Üstelik yanlış anlamalara, çarpıtmalara da açık bir yapısı vardır Nietzsche’nin...
Bilhassa kardeşi Elisabeth Förster’in zekâ yoksunu düzenlemeleri sayesinde bir anda Nazilerin fikir babalığına yükselir mesela.
Yahut kendi kendini çürüten cümleleri sebebiyle omurgasız görülüp, züppe bir nihilist olarak sunulur kana susamışlara...
Onu anlamaya çalışmak, hakkını teslim etmek, felsefe tarihi içinde bir yere oturtmak arzusuyla ne çok eser yazılmıştır.
Kabul etmek gerekir ki, hiçbiri Karl Jaspers’in Nietzsche’si kadar başarı olmamış ve kabul görmemiştir.
Zira Jaspers, Nietzsche’ye tek boyutlu bir bakış açısıyla yaklaşmamıştır. Onu okumak yerine, incelemeyi tercih etmiştir.

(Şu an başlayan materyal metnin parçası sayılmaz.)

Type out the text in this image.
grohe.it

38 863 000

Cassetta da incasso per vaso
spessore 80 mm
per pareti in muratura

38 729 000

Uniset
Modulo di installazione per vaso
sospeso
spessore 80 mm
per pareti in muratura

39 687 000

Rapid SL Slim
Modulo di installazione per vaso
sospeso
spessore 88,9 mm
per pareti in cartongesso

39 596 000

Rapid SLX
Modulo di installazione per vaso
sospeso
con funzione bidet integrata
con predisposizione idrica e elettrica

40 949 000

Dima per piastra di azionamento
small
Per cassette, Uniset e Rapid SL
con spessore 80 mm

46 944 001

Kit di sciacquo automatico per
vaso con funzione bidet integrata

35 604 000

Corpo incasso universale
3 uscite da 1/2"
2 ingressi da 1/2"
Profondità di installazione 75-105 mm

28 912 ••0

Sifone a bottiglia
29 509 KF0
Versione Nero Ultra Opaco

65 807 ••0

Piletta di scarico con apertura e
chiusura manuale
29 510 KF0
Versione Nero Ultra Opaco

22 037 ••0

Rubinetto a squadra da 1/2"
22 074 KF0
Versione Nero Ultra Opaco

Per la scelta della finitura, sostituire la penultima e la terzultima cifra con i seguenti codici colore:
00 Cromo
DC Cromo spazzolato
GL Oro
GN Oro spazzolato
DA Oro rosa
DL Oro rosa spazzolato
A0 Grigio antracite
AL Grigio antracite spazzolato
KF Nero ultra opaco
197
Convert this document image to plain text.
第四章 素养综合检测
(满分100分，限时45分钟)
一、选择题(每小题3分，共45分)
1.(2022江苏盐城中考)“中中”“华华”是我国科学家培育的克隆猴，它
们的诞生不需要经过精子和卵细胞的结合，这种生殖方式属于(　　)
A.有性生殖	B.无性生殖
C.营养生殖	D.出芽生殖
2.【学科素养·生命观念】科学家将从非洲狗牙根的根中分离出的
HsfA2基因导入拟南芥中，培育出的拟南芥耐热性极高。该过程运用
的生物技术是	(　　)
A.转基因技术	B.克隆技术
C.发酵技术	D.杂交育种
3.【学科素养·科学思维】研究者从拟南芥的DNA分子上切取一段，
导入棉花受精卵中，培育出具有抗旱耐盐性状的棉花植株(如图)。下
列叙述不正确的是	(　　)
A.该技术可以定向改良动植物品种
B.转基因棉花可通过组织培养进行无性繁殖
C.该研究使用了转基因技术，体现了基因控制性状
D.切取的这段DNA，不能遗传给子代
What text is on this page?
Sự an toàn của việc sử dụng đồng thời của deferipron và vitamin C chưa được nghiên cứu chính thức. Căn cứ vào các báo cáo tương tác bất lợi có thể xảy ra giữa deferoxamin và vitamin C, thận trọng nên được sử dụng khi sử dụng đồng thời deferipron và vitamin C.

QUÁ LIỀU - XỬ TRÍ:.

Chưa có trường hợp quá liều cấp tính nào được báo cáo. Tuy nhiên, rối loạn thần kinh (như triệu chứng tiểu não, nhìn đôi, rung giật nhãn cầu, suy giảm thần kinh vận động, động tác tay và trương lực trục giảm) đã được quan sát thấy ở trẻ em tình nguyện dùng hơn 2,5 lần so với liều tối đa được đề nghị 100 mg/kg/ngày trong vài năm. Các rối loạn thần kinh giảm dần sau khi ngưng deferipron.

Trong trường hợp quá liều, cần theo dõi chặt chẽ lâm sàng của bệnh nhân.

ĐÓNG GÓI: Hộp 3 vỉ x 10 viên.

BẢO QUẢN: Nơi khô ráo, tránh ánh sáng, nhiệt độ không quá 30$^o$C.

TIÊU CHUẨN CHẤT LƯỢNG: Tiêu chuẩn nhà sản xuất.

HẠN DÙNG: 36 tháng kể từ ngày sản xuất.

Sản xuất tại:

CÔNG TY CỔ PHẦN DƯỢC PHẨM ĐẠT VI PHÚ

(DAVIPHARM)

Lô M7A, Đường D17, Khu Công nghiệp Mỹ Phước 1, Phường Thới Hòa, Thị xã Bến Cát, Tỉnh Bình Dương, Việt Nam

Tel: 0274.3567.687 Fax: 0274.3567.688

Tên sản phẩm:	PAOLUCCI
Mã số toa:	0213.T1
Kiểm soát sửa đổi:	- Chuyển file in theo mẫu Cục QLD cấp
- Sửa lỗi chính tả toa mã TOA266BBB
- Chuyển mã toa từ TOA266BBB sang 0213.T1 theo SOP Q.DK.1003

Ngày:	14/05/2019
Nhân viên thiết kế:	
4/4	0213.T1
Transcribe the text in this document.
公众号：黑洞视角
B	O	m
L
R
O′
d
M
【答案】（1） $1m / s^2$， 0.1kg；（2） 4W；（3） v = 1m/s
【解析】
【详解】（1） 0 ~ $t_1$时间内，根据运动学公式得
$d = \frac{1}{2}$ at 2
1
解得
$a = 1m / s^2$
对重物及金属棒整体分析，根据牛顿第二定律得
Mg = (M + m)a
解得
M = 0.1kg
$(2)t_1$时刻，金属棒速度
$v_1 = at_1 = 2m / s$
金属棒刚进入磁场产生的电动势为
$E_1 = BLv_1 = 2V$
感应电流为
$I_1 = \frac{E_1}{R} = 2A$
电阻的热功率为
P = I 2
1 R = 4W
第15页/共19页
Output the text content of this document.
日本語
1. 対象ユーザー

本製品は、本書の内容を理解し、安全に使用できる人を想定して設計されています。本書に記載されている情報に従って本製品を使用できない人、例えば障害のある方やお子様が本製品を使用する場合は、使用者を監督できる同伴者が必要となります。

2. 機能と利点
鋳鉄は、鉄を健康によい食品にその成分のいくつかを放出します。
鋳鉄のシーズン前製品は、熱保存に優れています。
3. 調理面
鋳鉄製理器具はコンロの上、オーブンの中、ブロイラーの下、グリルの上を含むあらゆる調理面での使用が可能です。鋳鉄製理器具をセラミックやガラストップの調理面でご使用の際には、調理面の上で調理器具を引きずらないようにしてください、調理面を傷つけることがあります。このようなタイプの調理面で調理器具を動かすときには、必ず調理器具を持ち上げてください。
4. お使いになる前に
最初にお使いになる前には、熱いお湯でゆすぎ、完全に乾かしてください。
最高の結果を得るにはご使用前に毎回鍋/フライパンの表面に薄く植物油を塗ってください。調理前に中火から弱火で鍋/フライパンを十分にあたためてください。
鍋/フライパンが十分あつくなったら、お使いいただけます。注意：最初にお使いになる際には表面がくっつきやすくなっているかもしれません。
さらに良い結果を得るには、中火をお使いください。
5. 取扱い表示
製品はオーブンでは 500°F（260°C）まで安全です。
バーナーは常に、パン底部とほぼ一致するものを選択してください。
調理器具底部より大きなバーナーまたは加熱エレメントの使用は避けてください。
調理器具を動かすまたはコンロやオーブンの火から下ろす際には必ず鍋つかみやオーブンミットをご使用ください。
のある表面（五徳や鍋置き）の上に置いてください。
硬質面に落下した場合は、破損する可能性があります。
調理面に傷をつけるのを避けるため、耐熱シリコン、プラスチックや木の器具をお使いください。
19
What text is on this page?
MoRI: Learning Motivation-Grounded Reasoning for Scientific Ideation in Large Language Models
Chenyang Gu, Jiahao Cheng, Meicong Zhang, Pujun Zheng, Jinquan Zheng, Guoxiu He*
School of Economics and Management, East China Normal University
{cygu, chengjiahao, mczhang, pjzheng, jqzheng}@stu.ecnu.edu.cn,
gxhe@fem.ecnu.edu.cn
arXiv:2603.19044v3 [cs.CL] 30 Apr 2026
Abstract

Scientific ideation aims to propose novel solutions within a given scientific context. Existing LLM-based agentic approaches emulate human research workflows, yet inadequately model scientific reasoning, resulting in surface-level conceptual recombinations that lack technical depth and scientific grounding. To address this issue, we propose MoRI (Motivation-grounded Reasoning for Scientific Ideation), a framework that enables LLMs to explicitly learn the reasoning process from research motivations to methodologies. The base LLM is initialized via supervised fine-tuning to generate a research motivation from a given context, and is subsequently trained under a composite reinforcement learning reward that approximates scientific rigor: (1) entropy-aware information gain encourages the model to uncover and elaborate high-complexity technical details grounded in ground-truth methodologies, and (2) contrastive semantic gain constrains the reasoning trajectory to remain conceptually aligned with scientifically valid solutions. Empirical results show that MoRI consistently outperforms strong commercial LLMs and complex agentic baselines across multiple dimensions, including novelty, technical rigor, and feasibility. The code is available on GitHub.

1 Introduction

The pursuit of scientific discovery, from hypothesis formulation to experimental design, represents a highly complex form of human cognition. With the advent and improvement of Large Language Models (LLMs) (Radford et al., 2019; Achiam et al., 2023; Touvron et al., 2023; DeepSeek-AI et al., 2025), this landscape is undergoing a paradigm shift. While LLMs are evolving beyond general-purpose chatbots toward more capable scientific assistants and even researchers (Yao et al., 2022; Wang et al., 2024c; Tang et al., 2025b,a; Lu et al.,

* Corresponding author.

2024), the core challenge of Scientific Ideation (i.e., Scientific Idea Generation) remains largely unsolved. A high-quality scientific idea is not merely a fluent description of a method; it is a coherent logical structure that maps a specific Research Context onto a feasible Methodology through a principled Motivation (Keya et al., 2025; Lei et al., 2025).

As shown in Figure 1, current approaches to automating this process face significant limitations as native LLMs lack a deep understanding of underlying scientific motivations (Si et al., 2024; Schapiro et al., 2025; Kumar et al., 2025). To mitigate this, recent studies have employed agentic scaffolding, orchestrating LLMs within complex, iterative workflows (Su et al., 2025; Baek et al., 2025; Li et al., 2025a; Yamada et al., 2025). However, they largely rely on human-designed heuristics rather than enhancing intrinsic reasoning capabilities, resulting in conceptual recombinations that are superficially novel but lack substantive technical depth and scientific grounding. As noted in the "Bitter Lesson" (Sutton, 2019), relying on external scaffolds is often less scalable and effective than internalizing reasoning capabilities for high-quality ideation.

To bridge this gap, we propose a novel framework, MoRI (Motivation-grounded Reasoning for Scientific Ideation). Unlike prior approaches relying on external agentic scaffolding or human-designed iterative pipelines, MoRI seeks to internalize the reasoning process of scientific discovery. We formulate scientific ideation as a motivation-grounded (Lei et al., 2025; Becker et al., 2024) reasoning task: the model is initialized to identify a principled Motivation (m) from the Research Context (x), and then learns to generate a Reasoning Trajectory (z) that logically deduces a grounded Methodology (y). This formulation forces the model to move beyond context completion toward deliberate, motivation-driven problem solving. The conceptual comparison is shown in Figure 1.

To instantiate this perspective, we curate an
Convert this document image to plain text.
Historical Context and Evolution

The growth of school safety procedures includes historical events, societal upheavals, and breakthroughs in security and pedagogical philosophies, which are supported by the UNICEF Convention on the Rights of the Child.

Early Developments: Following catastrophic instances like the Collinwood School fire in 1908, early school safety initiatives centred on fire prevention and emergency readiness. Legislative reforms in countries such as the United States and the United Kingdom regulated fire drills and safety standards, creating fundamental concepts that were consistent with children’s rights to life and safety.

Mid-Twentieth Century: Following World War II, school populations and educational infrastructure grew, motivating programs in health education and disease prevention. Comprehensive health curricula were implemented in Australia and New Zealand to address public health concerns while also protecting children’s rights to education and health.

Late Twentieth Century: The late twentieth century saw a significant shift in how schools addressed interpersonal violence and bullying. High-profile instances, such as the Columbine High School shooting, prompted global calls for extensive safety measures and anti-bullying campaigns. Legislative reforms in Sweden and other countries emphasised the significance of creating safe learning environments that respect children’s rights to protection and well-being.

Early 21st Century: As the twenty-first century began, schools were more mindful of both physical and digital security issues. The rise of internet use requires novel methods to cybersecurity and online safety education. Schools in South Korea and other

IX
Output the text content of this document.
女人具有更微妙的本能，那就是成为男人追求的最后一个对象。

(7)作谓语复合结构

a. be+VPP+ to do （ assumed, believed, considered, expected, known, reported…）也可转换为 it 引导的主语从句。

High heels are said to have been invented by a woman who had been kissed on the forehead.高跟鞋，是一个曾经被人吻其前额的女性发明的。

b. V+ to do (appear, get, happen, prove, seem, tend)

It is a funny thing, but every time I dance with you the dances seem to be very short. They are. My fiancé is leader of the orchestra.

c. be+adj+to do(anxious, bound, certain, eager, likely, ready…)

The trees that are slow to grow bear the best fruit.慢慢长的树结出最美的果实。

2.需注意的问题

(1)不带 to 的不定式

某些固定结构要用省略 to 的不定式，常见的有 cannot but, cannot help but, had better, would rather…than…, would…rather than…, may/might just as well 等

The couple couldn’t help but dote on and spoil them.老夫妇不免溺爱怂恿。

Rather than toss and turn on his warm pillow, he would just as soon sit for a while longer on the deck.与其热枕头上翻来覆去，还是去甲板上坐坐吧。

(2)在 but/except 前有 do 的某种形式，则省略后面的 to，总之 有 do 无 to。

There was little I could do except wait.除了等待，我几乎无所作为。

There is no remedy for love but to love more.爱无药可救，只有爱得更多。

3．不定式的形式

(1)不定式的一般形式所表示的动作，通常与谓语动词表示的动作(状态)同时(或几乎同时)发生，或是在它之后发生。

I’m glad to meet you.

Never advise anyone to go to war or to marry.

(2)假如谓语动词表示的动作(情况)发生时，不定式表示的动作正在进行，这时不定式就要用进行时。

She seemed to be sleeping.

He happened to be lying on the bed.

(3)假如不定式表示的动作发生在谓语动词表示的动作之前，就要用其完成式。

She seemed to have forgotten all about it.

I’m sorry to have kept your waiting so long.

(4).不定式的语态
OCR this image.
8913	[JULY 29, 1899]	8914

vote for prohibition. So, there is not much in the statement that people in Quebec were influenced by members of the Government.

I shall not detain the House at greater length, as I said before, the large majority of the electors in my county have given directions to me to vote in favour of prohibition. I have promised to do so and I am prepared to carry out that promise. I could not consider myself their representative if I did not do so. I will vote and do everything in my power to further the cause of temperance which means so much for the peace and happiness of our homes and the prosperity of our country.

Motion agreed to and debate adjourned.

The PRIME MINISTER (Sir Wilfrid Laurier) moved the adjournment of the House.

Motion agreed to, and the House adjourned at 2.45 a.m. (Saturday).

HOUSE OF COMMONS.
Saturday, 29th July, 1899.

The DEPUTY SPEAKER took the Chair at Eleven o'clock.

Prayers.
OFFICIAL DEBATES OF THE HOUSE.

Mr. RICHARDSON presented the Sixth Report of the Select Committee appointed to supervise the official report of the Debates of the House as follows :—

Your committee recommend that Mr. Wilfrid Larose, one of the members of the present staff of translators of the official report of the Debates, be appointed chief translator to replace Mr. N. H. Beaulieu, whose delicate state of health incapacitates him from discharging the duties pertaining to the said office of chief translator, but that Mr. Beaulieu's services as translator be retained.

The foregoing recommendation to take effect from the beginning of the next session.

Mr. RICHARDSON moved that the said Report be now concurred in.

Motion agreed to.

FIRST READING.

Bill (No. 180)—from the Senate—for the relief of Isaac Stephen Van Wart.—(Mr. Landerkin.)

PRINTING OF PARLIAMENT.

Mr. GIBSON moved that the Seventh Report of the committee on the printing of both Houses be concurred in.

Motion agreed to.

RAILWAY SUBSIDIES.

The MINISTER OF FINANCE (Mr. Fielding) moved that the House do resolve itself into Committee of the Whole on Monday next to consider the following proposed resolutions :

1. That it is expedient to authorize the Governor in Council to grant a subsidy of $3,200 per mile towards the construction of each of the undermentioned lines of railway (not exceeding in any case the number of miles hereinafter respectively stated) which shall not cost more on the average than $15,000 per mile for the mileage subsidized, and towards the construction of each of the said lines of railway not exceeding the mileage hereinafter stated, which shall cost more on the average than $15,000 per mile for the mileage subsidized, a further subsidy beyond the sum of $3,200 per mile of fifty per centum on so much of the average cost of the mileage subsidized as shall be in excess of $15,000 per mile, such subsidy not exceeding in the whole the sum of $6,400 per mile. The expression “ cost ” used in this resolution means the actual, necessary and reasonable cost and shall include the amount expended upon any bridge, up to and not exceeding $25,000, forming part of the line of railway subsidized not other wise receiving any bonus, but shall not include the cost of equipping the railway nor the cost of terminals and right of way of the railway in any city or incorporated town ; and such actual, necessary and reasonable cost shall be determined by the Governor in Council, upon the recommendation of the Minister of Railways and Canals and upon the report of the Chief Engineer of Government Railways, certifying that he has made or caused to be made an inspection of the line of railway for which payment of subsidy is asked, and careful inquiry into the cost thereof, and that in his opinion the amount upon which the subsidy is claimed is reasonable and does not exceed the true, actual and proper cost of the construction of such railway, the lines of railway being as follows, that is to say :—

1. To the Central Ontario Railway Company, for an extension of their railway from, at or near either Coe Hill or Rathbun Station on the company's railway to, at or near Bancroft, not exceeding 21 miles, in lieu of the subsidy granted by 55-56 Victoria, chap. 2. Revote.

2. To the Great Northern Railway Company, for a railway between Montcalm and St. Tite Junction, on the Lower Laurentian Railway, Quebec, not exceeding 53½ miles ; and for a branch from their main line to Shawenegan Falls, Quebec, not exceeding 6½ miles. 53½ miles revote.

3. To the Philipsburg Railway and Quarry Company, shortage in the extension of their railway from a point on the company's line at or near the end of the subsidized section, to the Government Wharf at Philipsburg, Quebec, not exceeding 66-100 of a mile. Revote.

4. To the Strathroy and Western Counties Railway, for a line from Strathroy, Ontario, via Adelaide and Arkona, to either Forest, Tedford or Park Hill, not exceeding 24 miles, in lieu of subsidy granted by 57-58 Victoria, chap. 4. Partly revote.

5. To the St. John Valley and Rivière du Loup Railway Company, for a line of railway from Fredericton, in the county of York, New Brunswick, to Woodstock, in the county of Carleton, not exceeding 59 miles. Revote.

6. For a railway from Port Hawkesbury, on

Üstelik bunu, yanına hukukun, psikiyatrinin, tarihin, siyasetin ve teolojinin verilerini alarak yapmıştır. Sınırlarına ve kaynaklarına ulaşmak ve düşünce deneyimlerini eksiksiz anlamak için çaba harcamıştır. Denebilir ki, elinizdeki bu eser, Nietzsche’nin derdine ortak olmak ve daha içten bir okuma yapmak için bulunmaz bir fırsattır.
Zira bir filozofun davası, ancak bu kadar açık ve eksiksiz ifade edilebilir.